No, 1 in 3 Kids Coming Across the Southern Border Are Not Victims of Sex Trafficking
This preposterous claim is front and center in a new PragerU video.
In a recent short video for PragerU, Anna Paulina Luna, a Republican running for Congress in Florida, suggested that one third of the immigrant kids coming over our southern border are being sex trafficked.
She said it in a kind of garbled way—conflating the fact that some kids aren't related to their smugglers, with the fact that "sex trafficking exists"—but her conclusion was clear: Separating kids from the adults bringing them over the border is for their own protection, because otherwise they are being sold into prostitution.
This notion is preposterous, says Debbie Nathan, a journalist who has covered immigration for 40 years and co-authored an article on this topic in The Appeal. In that 2019 piece, titled, "Trump Has Turned the War on Trafficking into a War on Immigrants," she explained that there has been a "rhetorical mash-up of smuggling and trafficking."
What happened, Nathan tells Reason, is that in 2018, the government started doing DNA tests on a limited group of people crossing the border who had aroused particular suspicion. "It wasn't a random sample of people coming over the border," she says.
Indeed, many of them were not related to the people they said were their relatives. But that was only a small subset of migrants, and the results were neither surprising nor damning. Unrelated groups often cross the border together, because many times the biological parent is already in the U.S. They left their child behind to be raised by an aunt or grandma until the child was old enough to come over, or the parent was well-established enough to provide them a decent home. The parent then pays for the child's passage north. Maybe the child is accompanied by an aunt, or even a neighbor who is also migrating. This person might lie about their relationship to the child, but that doesn't mean their true purpose is sex trafficking.
Some border crossers will be accompanied by smugglers. The fact that that smuggler isn't related to the child is considered proof that the child is being trafficked—which is sort of like saying that if the bus driver isn't related to the girl taking the bus, he must be planning to pimp her out.
"The word 'trafficking' is just so radioactive," says Nathan, it makes separating the child from the group, or even sending the child back to his home country, sound like the kinder option.
In the PragerU video, Luna says that she can't emphasize enough "how dangerous it is for these kids."
"These kids don't choose to be in this circumstance," she continues. "They're innocent in this. But if we're not protecting them through our legislative policies, then we're part of the problem and I will never back down from that stance."

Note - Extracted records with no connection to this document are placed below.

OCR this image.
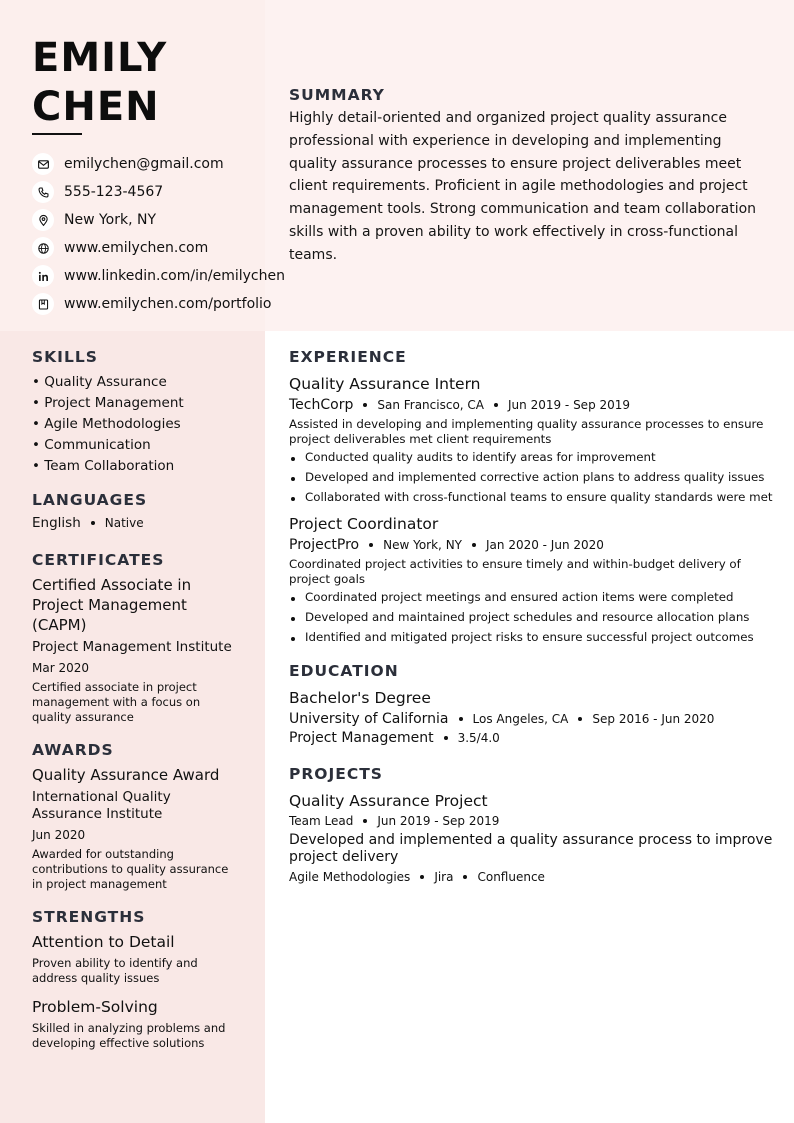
EMILY
CHEN
emilychen@gmail.com
555-123-4567
New York, NY
www.emilychen.com
www.linkedin.com/in/emilychen
www.emilychen.com/portfolio
SUMMARY
Highly detail-oriented and organized project quality assurance professional with experience in developing and implementing quality assurance processes to ensure project deliverables meet client requirements. Proficient in agile methodologies and project management tools. Strong communication and team collaboration skills with a proven ability to work effectively in cross-functional teams.
SKILLS
• Quality Assurance
• Project Management
• Agile Methodologies
• Communication
• Team Collaboration
LANGUAGES
English Native
CERTIFICATES
Certified Associate in Project Management (CAPM)
Project Management Institute
Mar 2020
Certified associate in project management with a focus on quality assurance
AWARDS
Quality Assurance Award
International Quality Assurance Institute
Jun 2020
Awarded for outstanding contributions to quality assurance in project management
STRENGTHS
Attention to Detail
Proven ability to identify and address quality issues
Problem-Solving
Skilled in analyzing problems and developing effective solutions
EXPERIENCE
Quality Assurance Intern
TechCorp San Francisco, CA Jun 2019 - Sep 2019
Assisted in developing and implementing quality assurance processes to ensure project deliverables met client requirements
Conducted quality audits to identify areas for improvement
Developed and implemented corrective action plans to address quality issues
Collaborated with cross-functional teams to ensure quality standards were met
Project Coordinator
ProjectPro New York, NY Jan 2020 - Jun 2020
Coordinated project activities to ensure timely and within-budget delivery of project goals
Coordinated project meetings and ensured action items were completed
Developed and maintained project schedules and resource allocation plans
Identified and mitigated project risks to ensure successful project outcomes
EDUCATION
Bachelor's Degree
University of California Los Angeles, CA Sep 2016 - Jun 2020
Project Management 3.5/4.0
PROJECTS
Quality Assurance Project
Team Lead Jun 2019 - Sep 2019
Developed and implemented a quality assurance process to improve project delivery
Agile Methodologies Jira Confluence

The Appeal article put it a different way: "By characterizing the act of border crossing with children as 'trafficking,' a political idiom almost immune to challenge, [Trump] continues his war on immigrants."
In any case, the government has currently come up with a new excuse for separating children and sending them back across the border: COVID-19. The New York Times reported Wednesday that the feds are deporting hundreds of migrant kids and teens without any chance to plead their case. The government is citing a 1944 law that lists disease-prevention as a reason to bar foreigners from entering the country, but many of these kids were already here when the pandemic began.
Instead of insisting these kids are innocent trafficking victims who must be sent back, the feds are now treating them like invidious disease vectors. Both are pretexts for an unjustified policy.